JSJ 42.3 (2011) has just been published online. And now, on to some of the spoils:
Margaret H.Williams, “Image and Text in the Jewish Epitaphs of Late Ancient Rome.”
This paper aims to establish for the first time the relationship between the verbal and visual elements of the Jewish epitaphs from 3d/4th-century C.E. Rome. A close analysis of the approximately 500 usable inscriptions leads to the conclusion that, the Jewish character of most of the images notwithstanding, the key operative factor at every social level was Roman memorialisation practice. The study thus throws considerable light on the acculturation of Rome’s Jews in Late Antiquity.

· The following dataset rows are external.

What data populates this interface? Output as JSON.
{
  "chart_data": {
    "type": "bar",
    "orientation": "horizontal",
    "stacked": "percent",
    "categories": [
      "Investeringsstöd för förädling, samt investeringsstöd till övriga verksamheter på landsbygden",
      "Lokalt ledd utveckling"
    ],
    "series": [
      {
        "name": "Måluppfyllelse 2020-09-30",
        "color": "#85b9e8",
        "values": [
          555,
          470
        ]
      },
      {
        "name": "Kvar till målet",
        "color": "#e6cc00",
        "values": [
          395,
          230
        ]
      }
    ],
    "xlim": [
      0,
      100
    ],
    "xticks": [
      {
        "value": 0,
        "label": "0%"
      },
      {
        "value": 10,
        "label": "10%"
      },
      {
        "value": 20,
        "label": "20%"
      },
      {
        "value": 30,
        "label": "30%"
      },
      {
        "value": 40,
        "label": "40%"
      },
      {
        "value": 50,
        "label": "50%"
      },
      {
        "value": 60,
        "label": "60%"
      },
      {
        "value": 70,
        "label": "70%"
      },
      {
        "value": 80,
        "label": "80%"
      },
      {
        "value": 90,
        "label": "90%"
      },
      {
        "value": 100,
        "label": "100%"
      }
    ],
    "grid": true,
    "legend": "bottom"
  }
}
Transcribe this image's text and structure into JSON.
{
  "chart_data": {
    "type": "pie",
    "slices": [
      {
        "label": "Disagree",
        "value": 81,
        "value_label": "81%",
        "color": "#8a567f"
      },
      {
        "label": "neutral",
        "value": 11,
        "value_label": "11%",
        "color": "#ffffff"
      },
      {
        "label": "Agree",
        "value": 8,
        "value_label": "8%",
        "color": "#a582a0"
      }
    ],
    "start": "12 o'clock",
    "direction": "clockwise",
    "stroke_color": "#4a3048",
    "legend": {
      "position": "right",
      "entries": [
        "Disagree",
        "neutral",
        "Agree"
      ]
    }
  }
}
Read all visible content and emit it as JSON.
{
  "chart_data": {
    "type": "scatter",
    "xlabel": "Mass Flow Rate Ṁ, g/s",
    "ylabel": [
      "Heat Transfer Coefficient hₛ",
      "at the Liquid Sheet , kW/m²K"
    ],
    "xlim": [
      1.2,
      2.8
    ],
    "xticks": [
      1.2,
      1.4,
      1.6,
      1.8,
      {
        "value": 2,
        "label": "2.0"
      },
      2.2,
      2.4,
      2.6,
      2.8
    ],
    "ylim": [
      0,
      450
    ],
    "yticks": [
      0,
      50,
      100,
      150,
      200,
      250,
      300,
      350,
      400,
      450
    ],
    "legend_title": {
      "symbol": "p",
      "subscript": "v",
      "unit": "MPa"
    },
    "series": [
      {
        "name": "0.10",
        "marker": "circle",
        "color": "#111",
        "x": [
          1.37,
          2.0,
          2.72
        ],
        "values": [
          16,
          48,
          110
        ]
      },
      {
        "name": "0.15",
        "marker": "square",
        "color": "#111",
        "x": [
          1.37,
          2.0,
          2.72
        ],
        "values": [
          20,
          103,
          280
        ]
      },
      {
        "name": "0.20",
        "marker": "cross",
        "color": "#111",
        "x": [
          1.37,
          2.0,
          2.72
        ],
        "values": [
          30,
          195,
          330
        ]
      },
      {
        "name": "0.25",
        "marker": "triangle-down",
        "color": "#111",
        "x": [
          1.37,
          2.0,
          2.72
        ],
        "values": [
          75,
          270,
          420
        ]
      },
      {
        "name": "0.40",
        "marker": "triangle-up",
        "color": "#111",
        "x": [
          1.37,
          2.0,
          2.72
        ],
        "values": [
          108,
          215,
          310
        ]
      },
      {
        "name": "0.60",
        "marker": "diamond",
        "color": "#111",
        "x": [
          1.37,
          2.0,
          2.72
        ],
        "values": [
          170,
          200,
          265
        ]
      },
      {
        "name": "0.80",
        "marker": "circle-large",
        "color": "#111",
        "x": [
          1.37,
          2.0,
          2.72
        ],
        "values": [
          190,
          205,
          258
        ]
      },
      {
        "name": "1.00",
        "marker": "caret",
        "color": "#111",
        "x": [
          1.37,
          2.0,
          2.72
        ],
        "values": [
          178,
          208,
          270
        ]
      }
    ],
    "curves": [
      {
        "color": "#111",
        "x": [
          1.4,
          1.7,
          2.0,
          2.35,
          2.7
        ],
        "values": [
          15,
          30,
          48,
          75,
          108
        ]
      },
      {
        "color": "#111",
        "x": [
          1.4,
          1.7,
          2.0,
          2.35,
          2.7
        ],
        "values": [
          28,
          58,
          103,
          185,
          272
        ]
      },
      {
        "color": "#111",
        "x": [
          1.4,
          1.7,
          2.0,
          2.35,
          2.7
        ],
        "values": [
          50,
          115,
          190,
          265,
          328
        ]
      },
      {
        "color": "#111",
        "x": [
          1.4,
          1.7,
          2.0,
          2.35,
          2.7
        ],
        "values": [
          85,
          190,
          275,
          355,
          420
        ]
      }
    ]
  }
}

Two appendices, in which all the symbols that occur are listed individually and by cluster, complete the study.
Fergus Millar, “A Rural Jewish Community in Late Roman Mesopotamia, and the Question of a “Split” Jewish Diaspora.”
This paper emphasises the significance of Syriac evidence for the history of the Jewish Diaspora, and then focuses on an episode in the Syriac Lives of the Eastern Saints by John of Ephesus, which records the demolition by the local Christians of the synagogue of a Jewish community established in a village in the territory of Amida. The significance of this story is explored in two inter-related ways. Firstly, there is the relevance of Syriac-speaking Christianity which, like Judaism, was practised on both sides of the Roman-Sasanid border. Secondly, the article suggests that the presence of Jewish communities in those areas of the Roman empire where Syriac or other dialects of Aramaic were spoken complicates the recently-proposed conception of a “split” Jewish Diaspora, of which a large part was unable to receive rabbinic writings because it knew only Greek. But for Jews living in areas where Aramaic or Syriac was spoken, there should have been no major linguistic barrier to the reception of the rabbinic learning of either Palestine or Babylonia.
I’ve been waiting for some work on John of Ephesus and some interfacing between Syriac Christianity and Sasanian Jewry.
There are also a slew of reviews, including one of Yehudah Cohn’s Tangled up in Text. In addition, there is a very extensive “Books Received” section.